Княжич не противится. Возвращает взгляд к пруду, пальцы нервно пробегают по ткани пояса.
— Ещё рано для трапезы, — отмечает тихо.
Поникшие грозди глицинии сверкают бусинками капель. Три года без матери научили выдавливать слова по крупицам, научили скрываться внутри себя в хрустальной крепости, а девятая весна заострила черты, вытянула конечности. Нескладны движения растущего княжича, да так знакома эта неуклюжесть Тодо, до какого-то иррационального родства.
— Меня кухарка угостила, — объясняет учитель. Кровавые коросты на детских пальцах перемежаются с хладными поцелуями витилиго. — Добрая женщина. И вы угощайтесь, юный господин…
Роса кусает за голые голени. Несется княжич, что есть духу. Развеваются косы, хлеща по плечам тугими плетьми, нижняя рубаха надулась парусом на спине. А мальчик не чувствует под собой земли. Гул крови в ушах, пенье жаворонков, пестрые вкрапления цветов в высокой траве.
Мчится позади Китка. Догнав ровным дыханием, набрасывается, но ловко уходит в сторону мальчик. Вынырнув из захвата, пытается использовать вес противника против него самого, целится в щиколотки и колени.
Они кружатся — охотник и жертва. Пробуют друг друга короткими выпадами. Только Китка дразнится. Семнадцатилетний юноша и девятилетний мальчик. Неоспоримо преимущество роста, веса, опыта.
И княжич вновь срывается с места в попытке избежать схватки, но его хватают за пояс, валят в траву. Опрокидывается мир, придавливает чужим весом, захлестнув инстинктивным страхом.
— Юный господин, — цедит сквозь зубы Китка, смахнув удар у собственной гортани. Сбавляет напор, давая пространство для маневра. — Не позволяйте панике вами овладеть и не пытайтесь бежать, пока ваш противник на ногах. Особенно если он крупнее и ловчее.
Выдыхает шумно княжич. Вывернувшись, вскакивает.

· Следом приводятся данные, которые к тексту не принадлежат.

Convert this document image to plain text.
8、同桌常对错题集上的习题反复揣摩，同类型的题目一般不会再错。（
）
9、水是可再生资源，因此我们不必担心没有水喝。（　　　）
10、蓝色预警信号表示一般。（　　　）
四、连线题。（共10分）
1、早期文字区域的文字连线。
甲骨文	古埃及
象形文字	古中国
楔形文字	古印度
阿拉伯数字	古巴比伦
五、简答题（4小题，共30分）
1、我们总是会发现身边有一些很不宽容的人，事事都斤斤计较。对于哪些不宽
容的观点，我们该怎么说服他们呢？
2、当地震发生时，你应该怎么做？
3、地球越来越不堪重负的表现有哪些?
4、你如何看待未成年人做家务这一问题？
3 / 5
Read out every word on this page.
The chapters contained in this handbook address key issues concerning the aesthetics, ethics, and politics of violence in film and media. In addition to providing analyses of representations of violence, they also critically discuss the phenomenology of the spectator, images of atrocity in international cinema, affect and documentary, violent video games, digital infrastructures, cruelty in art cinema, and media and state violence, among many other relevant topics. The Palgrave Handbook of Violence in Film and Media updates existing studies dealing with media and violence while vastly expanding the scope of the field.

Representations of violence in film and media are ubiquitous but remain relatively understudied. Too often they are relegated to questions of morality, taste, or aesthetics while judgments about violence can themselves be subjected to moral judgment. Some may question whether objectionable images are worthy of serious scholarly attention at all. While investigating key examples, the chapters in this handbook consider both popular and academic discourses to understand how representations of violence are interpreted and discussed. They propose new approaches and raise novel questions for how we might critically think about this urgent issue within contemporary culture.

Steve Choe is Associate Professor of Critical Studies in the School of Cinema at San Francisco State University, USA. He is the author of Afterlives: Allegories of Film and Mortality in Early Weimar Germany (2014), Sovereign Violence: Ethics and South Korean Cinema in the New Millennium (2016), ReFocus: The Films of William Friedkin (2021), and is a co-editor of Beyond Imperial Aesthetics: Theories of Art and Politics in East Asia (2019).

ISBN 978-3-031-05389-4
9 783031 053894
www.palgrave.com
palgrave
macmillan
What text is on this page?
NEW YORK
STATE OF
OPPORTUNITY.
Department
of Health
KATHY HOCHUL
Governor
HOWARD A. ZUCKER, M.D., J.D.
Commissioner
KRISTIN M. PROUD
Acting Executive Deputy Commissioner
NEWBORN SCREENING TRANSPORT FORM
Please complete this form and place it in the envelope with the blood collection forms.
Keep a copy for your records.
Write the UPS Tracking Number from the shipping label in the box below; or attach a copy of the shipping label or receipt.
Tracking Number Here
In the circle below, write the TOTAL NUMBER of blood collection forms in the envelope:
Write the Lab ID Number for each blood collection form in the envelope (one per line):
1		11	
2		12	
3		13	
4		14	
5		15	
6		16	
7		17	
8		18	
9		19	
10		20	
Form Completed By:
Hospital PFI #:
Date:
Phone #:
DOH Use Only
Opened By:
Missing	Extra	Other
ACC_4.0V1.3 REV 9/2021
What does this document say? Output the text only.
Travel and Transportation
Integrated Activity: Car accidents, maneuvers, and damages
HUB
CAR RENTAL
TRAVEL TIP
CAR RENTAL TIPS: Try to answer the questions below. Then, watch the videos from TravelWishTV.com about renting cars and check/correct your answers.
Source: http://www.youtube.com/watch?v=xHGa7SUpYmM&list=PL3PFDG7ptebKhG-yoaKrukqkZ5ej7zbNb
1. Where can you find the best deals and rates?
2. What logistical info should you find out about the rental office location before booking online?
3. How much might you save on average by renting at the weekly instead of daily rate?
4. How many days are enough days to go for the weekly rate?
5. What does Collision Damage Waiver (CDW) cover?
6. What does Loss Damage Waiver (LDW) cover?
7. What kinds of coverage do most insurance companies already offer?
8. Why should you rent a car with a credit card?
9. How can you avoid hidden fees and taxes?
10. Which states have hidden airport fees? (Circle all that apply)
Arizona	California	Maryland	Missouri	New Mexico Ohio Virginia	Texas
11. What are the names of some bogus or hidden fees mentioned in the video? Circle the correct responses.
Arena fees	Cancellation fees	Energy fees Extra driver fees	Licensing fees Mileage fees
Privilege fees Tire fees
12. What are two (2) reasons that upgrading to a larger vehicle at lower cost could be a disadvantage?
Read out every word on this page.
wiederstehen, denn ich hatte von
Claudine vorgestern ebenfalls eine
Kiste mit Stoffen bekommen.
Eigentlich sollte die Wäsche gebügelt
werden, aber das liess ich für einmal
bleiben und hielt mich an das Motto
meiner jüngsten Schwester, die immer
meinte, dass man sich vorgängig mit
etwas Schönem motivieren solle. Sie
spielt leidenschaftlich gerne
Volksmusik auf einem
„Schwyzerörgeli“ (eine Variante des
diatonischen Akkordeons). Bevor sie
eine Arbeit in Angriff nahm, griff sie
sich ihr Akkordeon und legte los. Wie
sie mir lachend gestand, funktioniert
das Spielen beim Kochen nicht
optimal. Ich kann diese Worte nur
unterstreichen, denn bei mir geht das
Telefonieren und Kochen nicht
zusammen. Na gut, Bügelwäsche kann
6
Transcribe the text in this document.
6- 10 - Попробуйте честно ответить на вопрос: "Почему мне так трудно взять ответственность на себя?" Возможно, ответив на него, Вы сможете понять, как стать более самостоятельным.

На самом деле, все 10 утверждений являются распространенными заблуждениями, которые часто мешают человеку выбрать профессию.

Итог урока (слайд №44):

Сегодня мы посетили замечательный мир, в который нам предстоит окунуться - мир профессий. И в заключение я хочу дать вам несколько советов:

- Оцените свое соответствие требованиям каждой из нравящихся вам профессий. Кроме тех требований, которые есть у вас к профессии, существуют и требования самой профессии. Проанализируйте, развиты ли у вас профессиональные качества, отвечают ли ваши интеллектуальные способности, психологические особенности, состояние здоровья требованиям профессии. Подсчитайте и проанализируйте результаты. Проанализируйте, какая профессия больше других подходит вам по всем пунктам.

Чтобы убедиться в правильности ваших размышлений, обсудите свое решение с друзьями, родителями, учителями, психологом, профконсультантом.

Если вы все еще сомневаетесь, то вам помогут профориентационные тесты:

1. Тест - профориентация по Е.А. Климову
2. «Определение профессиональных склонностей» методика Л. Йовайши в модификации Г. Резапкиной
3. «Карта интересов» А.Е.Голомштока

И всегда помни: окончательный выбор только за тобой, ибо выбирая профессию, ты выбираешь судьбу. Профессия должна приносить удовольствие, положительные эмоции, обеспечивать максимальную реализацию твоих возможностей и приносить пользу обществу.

Съехал ворот, бег расправляет ястребиные крылья. Розовая мякоть неба, лимонная кислота кожуры, прохлада дымчатой синевы.
— Китка, — юноша поднимает голову. Глаза у него глубокие, кроткие, с пушистыми ресницами, совсем как у девушки, если бы не выражение собранной решимости.
Звенит ручей, скачет резво по порожкам. Сидя на коленях, утирает княжич рукавом влагу с лица. Вьются мокрые локоны.
— Это правда, — он запинается. Учтиво ждет Китка, вода переливается бликами в его сомкнутых ладонях, — что для посвящения в младшие Стражи вы устраиваете охоту на людей?
Шум крон и кружевная вуаль теней.
— Я бы не назвал это охотой, юный господин, — плескает себе в лицо юноша, проводит ладонью по затылку. Растеклось по черной рубахе пятно. — Эти люди были преступниками, приговоренными к казни. Участием в обряде они не только избавили народ от собственной никчемности, но и послужили во благо оттачивания навыков.
Галька на дне ручья гладкая и круглая. Взгляд студёных глаз припорошен смятением.
— Смысл Стражей не в убийстве и более того не в наслаждении им, — смягчается тон, хочет донести. — Смысл Стражей в защите господской семьи. В том числе вас, юный господин.
Стрекочет лес вокруг, принимая гостей под своим сводом. Отражение в ручье: прозрачная голубизна небес и волнующаяся щебечущая зелень.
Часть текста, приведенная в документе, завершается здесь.